Il monitoraggio dell’ozono troposferico è terminato! Tra non molto i risultati

 

Il 15 settembre 2017 il monitoraggio dell’inquinamento da ozono è terminato per tutti gli strumenti installati nell’ambito del progetto Captor (https://www.captor-project.eu/it/). Nella regione Veneto sono stati posizionati tre rilevatori di ozono e in particolare nelle tre località: Barbarano Vicentino, Ponte di Barbarano e Isola Vicentina. Il 22 e il 26 settembre i rilevatori sono stati recuperati dalle abitazioni di tre cittadini, i quali hanno risposto ad alcune domande sulla loro esperienza come volontari per il progetto Captor. Dalle interviste è emerso l’entusiasmo per aver preso parte a questa iniziativa, la conoscenza circa le cause e le conseguenze dell’inquinamento da ozono troposferico, la condivisione dell’esperienza con amici e conoscenti, nonché una maggiore attenzione verso gli stili di vita e i comportamenti che incidono sulla concentrazione di ozono.

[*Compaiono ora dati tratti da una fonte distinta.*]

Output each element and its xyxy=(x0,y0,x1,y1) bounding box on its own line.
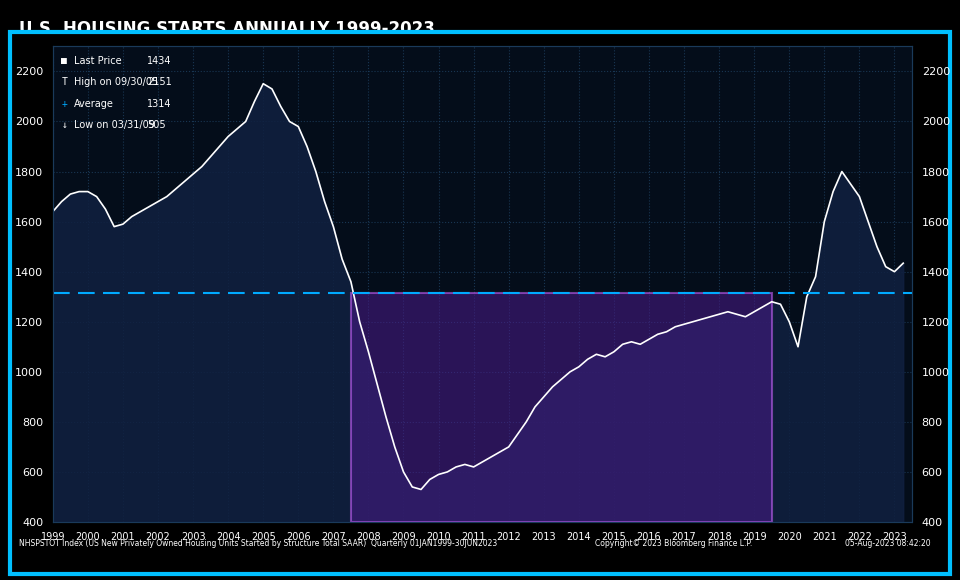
Text: 2151: 2151 xyxy=(147,77,172,88)
Bar xyxy=(351,293,772,522)
Text: U.S. HOUSING STARTS ANNUALLY 1999-2023: U.S. HOUSING STARTS ANNUALLY 1999-2023 xyxy=(19,20,435,38)
Text: 1434: 1434 xyxy=(147,56,172,66)
Text: Low on 03/31/09: Low on 03/31/09 xyxy=(74,120,156,130)
Text: NHSPSTOT Index (US New Privately Owned Housing Units Started by Structure Total : NHSPSTOT Index (US New Privately Owned H… xyxy=(19,539,497,548)
Text: 1314: 1314 xyxy=(147,99,172,108)
Text: 505: 505 xyxy=(147,120,166,130)
Text: ■: ■ xyxy=(61,56,67,66)
Text: High on 09/30/05: High on 09/30/05 xyxy=(74,77,158,88)
Text: T: T xyxy=(61,77,67,88)
Text: 05-Aug-2023 08:42:20: 05-Aug-2023 08:42:20 xyxy=(845,539,930,548)
Text: ↓: ↓ xyxy=(61,120,67,130)
Text: +: + xyxy=(61,99,67,108)
Text: Last Price: Last Price xyxy=(74,56,122,66)
Text: Copyright© 2023 Bloomberg Finance L.P.: Copyright© 2023 Bloomberg Finance L.P. xyxy=(595,539,753,548)
Text: Average: Average xyxy=(74,99,114,108)
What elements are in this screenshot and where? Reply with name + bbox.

Una volta ritirati tutti gli strumenti, questi sono stati installati presso la centralina ArpaV di Cinto Euganeo (Padova) dove resteranno due settimane per la fase di taratura. Dopo questo periodo, gli strumenti verranno spediti all’Ufficio Scientifico di Legambiente il quale provvederà al loro invio verso Barcellona e la Francia dove sono stati progettati e costruiti. I dati raccolti dai rilevatori verranno in seguito elaborati e tradotti per poi renderli pubblici verso la metà di novembre. Nel frattempo, vi invitiamo a consultare i risultati del monitoraggio disponibili al link https://captorair.org/map/.
Nei prossimi mesi le attività del progetto Captor riprenderanno attraverso azioni di informazione e promozione del progetto verso i cittadini, le scuole e gli altri circoli di Legambiente. In primavera ripartirà invece la ricerca di nuovi volontari disponibili ad ospitare uno strumento presso le loro abitazioni, per poi iniziare una nuova fase di monitoraggio nell’estate del 2018.